„Ich hoffe, dass ich den Striese bis an mein Lebensende machen kann“, hat die großartige Schauspielerin Katharina Thalbach einmal gesagt. Sie meint die Rolle des Theaterdirektors Emanuel Striese in dem unverwüstlichen Schwank „Der Raub der Sabinerinnen“, mit dem sie mit ihrem Ensemble am Dienstag im ausverkauften Theater gastierte.
Striese brennt für seine kleine Wanderbühne, sie ist sein ein und alles. Und schon drängen sich Ähnlichkeiten zwischen Striese und der Thalbach auf, die im Alter von 13 Jahren als Musterschülerin von Helene Weigel am Berliner Ensemble ihre Bühnenlaufbahn begann. „Für mich ist Arbeit Luxus, ich brauche kein Freizeitleben“, bekennt die Schauspielerin.
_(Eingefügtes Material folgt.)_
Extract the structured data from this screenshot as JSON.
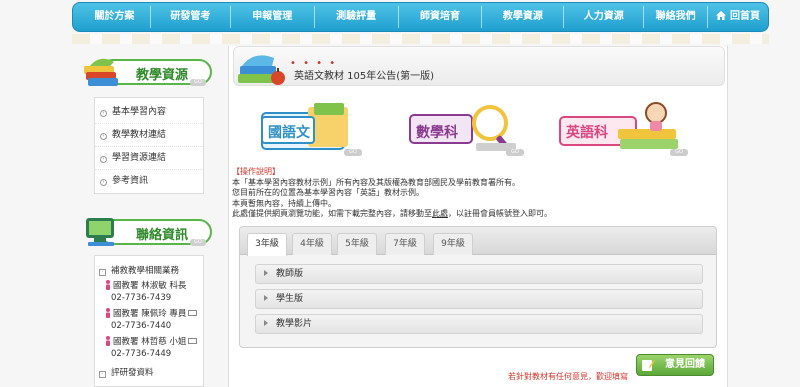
{
  "nav": {
    "items": [
      {
        "label": "關於方案"
      },
      {
        "label": "研發管考"
      },
      {
        "label": "申報管理"
      },
      {
        "label": "測驗評量"
      },
      {
        "label": "師資培育"
      },
      {
        "label": "教學資源"
      },
      {
        "label": "人力資源"
      },
      {
        "label": "聯絡我們"
      },
      {
        "label": "回首頁"
      }
    ]
  },
  "sidebar": {
    "resources_title": "教學資源",
    "go_label": "GO",
    "links": [
      "基本學習內容",
      "教學教材連結",
      "學習資源連結",
      "參考資訊"
    ],
    "contact_title": "聯絡資訊",
    "contact_section": "補救教學相關業務",
    "contacts": [
      {
        "name": "國教署 林淑敏 科長",
        "phone": "02-7736-7439"
      },
      {
        "name": "國教署 陳佩玲 專員",
        "phone": "02-7736-7440"
      },
      {
        "name": "國教署 林哲慈 小姐",
        "phone": "02-7736-7449"
      }
    ],
    "bottom_cut_text": "評研發資料"
  },
  "main": {
    "title": "英語文教材 105年公告(第一版)",
    "dots": "• • • •",
    "subjects": [
      {
        "label": "國語文",
        "color": "#2f8fc7"
      },
      {
        "label": "數學科",
        "color": "#8a3b8f"
      },
      {
        "label": "英語科",
        "color": "#d94680"
      }
    ],
    "instructions": {
      "heading": "【操作說明】",
      "line1": "本「基本學習內容教材示例」所有內容及其版權為教育部國民及學前教育署所有。",
      "line2": "您目前所在的位置為基本學習內容「英語」教材示例。",
      "line3": "本頁暫無內容，持續上傳中。",
      "line4_prefix": "此處僅提供網頁瀏覽功能，如需下載完整內容，請移動至",
      "line4_link": "此處",
      "line4_suffix": "，以註冊會員帳號登入即可。"
    },
    "tabs": [
      "3年級",
      "4年級",
      "5年級",
      "7年級",
      "9年級"
    ],
    "active_tab": 0,
    "accordion": [
      "教師版",
      "學生版",
      "教學影片"
    ]
  },
  "feedback": {
    "note": "若針對教材有任何意見，歡迎填寫",
    "button_label": "意見回饋"
  },
  "colors": {
    "nav_blue": "#1f9fcf",
    "green": "#58b548",
    "red": "#d2362b"
  }
}
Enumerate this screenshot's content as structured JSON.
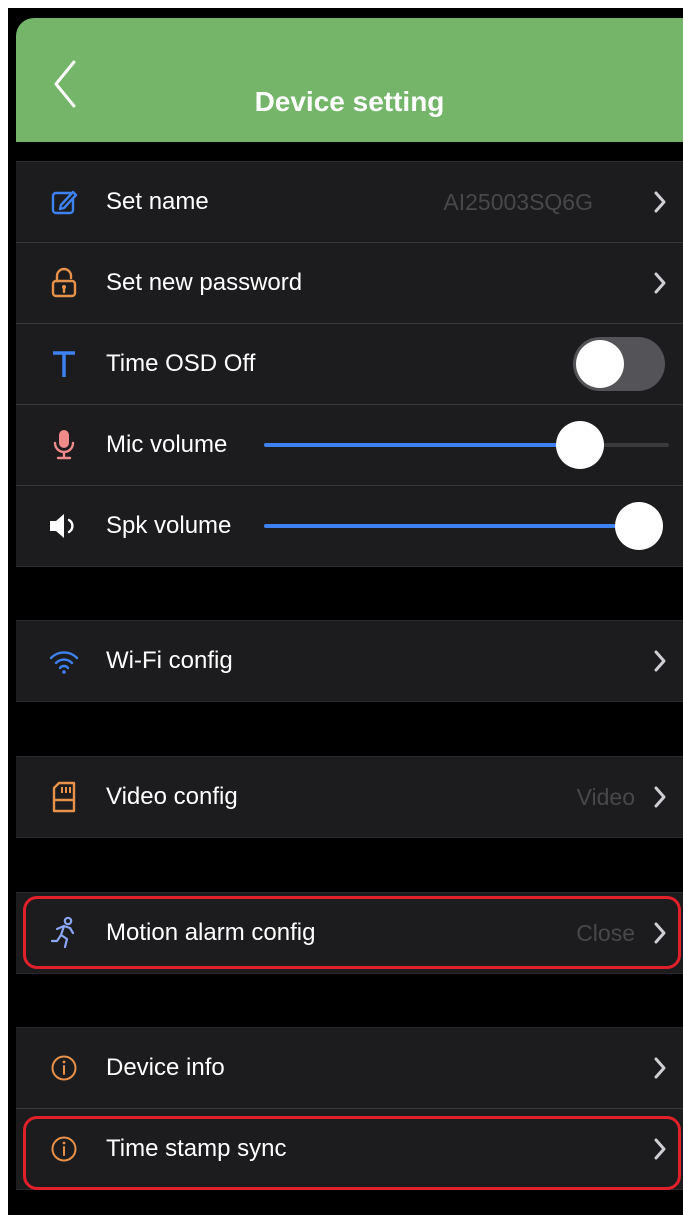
{
  "header": {
    "title": "Device setting"
  },
  "settings": {
    "set_name": {
      "label": "Set name",
      "value": "AI25003SQ6G"
    },
    "set_password": {
      "label": "Set new password"
    },
    "time_osd": {
      "label": "Time OSD Off",
      "toggle_on": false
    },
    "mic_volume": {
      "label": "Mic volume",
      "level": 0.78
    },
    "spk_volume": {
      "label": "Spk volume",
      "level": 1.0
    }
  },
  "wifi": {
    "label": "Wi-Fi config"
  },
  "video": {
    "label": "Video config",
    "value": "Video"
  },
  "motion": {
    "label": "Motion alarm config",
    "value": "Close"
  },
  "info": {
    "device_info": {
      "label": "Device info"
    },
    "time_stamp": {
      "label": "Time stamp sync"
    }
  },
  "colors": {
    "header_bg": "#74b56a",
    "row_bg": "#1c1c1e",
    "accent_blue": "#3d82f0",
    "icon_orange": "#e8914a",
    "highlight_red": "#e0202a"
  },
  "icons": [
    "back-chevron-icon",
    "edit-icon",
    "lock-icon",
    "text-t-icon",
    "microphone-icon",
    "speaker-icon",
    "wifi-icon",
    "sd-card-icon",
    "running-person-icon",
    "info-icon"
  ]
}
Und wenn Striese in seinem berühmten Monolog, einer großen Liebeserklärung an das Theater, auch die Nöte und Erschwernisse seiner Profession erwähnt, so gilt Ähnliches heute beim Tourneetheater: Oft zu kleine Bühnen, provisorische Garderoben, lange Autobusfahrten zwischen Bodensee und Flensburg, einfache Hotels. Aber auch das nehmen die Komödianten vom Berliner Kurfürstendamm in Kauf, sie haben ja die Theater-Power Thalbach in ihrer Mitte. Und dies gleich dreifach. Katharinas Tochter Anna Thalbach und deren Tochter Nelli stehen mit ihr auf der Bühne.
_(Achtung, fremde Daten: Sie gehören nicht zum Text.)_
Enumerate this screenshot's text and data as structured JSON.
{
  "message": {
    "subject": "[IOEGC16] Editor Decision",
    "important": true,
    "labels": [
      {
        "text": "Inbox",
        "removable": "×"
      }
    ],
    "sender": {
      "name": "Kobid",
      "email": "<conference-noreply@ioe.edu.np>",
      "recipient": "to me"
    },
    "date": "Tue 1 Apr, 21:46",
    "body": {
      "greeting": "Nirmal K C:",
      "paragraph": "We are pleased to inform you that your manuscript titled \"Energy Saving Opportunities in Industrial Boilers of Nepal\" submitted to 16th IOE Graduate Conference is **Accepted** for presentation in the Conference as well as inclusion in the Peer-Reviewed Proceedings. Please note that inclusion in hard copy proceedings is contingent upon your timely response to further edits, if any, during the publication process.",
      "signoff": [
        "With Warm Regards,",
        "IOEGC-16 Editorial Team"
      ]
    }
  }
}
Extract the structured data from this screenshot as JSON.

Kurz zur Handlung: Als Student hat Gymnasialprofessor Gollwitz eine Römertragödie geschrieben. Von dieser Jugendsünde weiß nur er allein, bis ihn Theaterdirektor Striese überredet, ihm das Stück für eine grandiose Aufführung zu überlassen. Gollwitz zögert, doch die Eitelkeit siegt, die Tragödie vom Raub der Sabinerinnen mit ihrem König Titus Tatius soll unter einem Pseudonym erscheinen. Doch das Inkognito von Gollwitz wackelt, eine Blamage, ein Theaterskandal drohen.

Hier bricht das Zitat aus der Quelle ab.